For any business reliant upon cookie use - especially ad tech and analytics providers - being able to build compliance off of a “consent + legitimate interests” approach may seem far more workable from an operations standpoint, given the regulatory overhead and complexities of a “consent + consent” approach. It also potentially lends itself more naturally to reflecting the respective roles of the website provider and the ad tech / analytics provider in cookie-based processing - with the website publisher taking on responsibility to get consent (under e-Privacy) from website visitors for the ad tech / analytics provider’s cookies, and the ad tech / analytics provider then basing its subsequent processing of cookie data on legitimate interests (under GDPR).
This approach is not without its challenges though. For one thing, it’s very complicated to articulate - and not everyone agrees that ad tech or analytics tracking is a legitimate interest - and because of that it seems likely to meet resistance from civil advocacy groups and data protection authorities. Relying instead on a single unified consent to satisfy both e-Privacy and GDPR requirements makes for a simpler, arguably more attractive, compliance narrative - the fact that it presents significant operational and compliance challenges for businesses won’t interest the regulatory community whose focus instead is on the preservation of fundamental rights.

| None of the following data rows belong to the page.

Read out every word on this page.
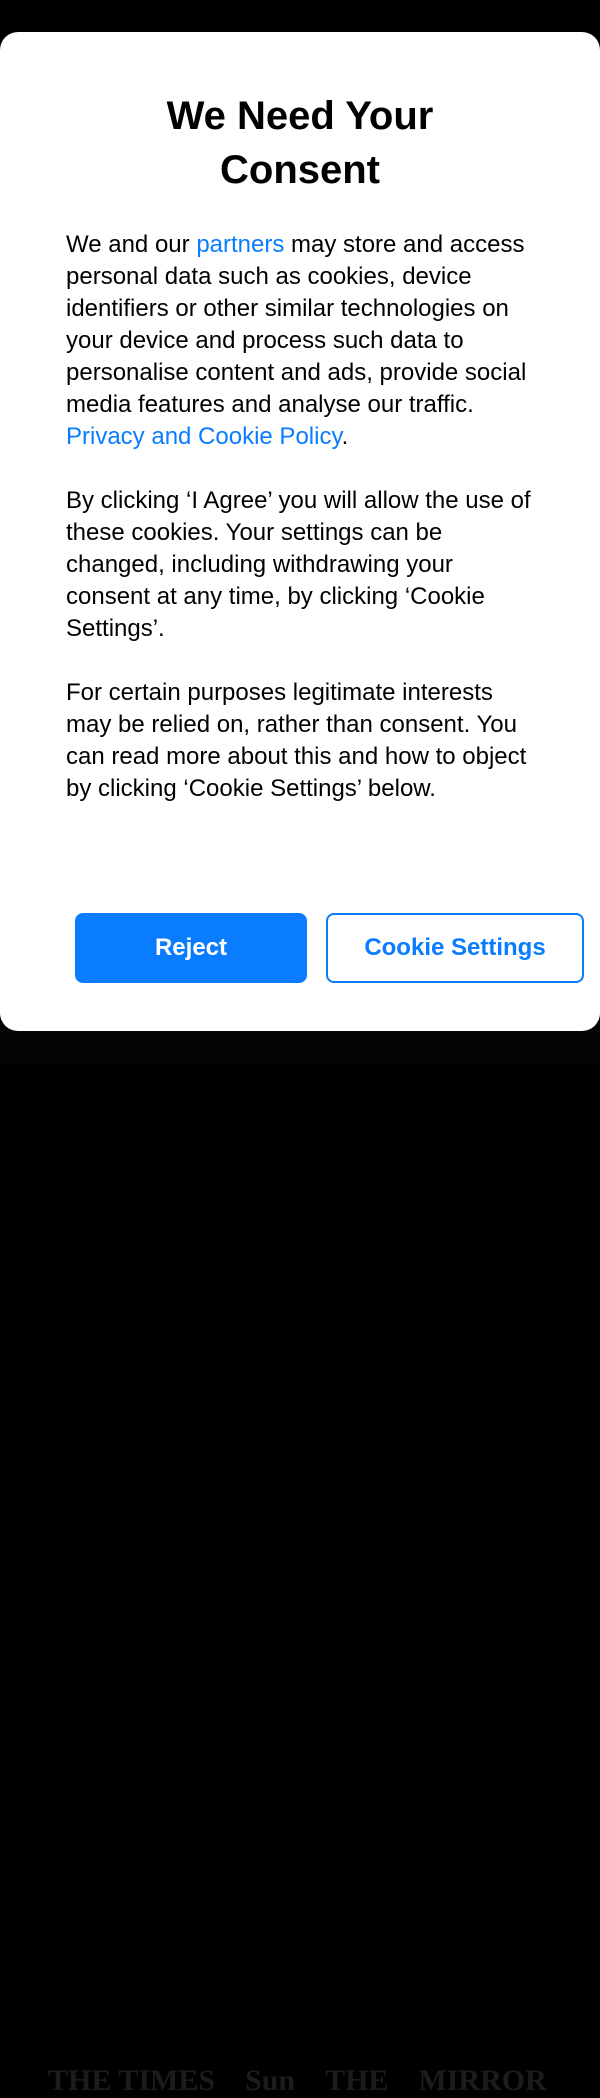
THE TIMES Sun THE MIRROR
We Need Your Consent

We and our partners may store and access personal data such as cookies, device identifiers or other similar technologies on your device and process such data to personalise content and ads, provide social media features and analyse our traffic. Privacy and Cookie Policy.

By clicking ‘I Agree’ you will allow the use of these cookies. Your settings can be changed, including withdrawing your consent at any time, by clicking ‘Cookie Settings’.

For certain purposes legitimate interests may be relied on, rather than consent. You can read more about this and how to object by clicking ‘Cookie Settings’ below.

Reject	Cookie Settings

Ultimately there’s no definitive legal right or wrong to this issue, only subjective interpretations and the ideologies of different interested groups. With the forthcoming e-Privacy Regulation set to replace the current e-Privacy Directive at some point in the future, a thoughtful approach, properly and thoroughly debated by the European legislative institutions, is desperately needed to to ensure better alignment between e-privacy rules and the GDPR going forward. Without this, ambiguity looks set to continue, and the e-privacy rules and the GDPR will continue to remain uncomfortable bedfellows.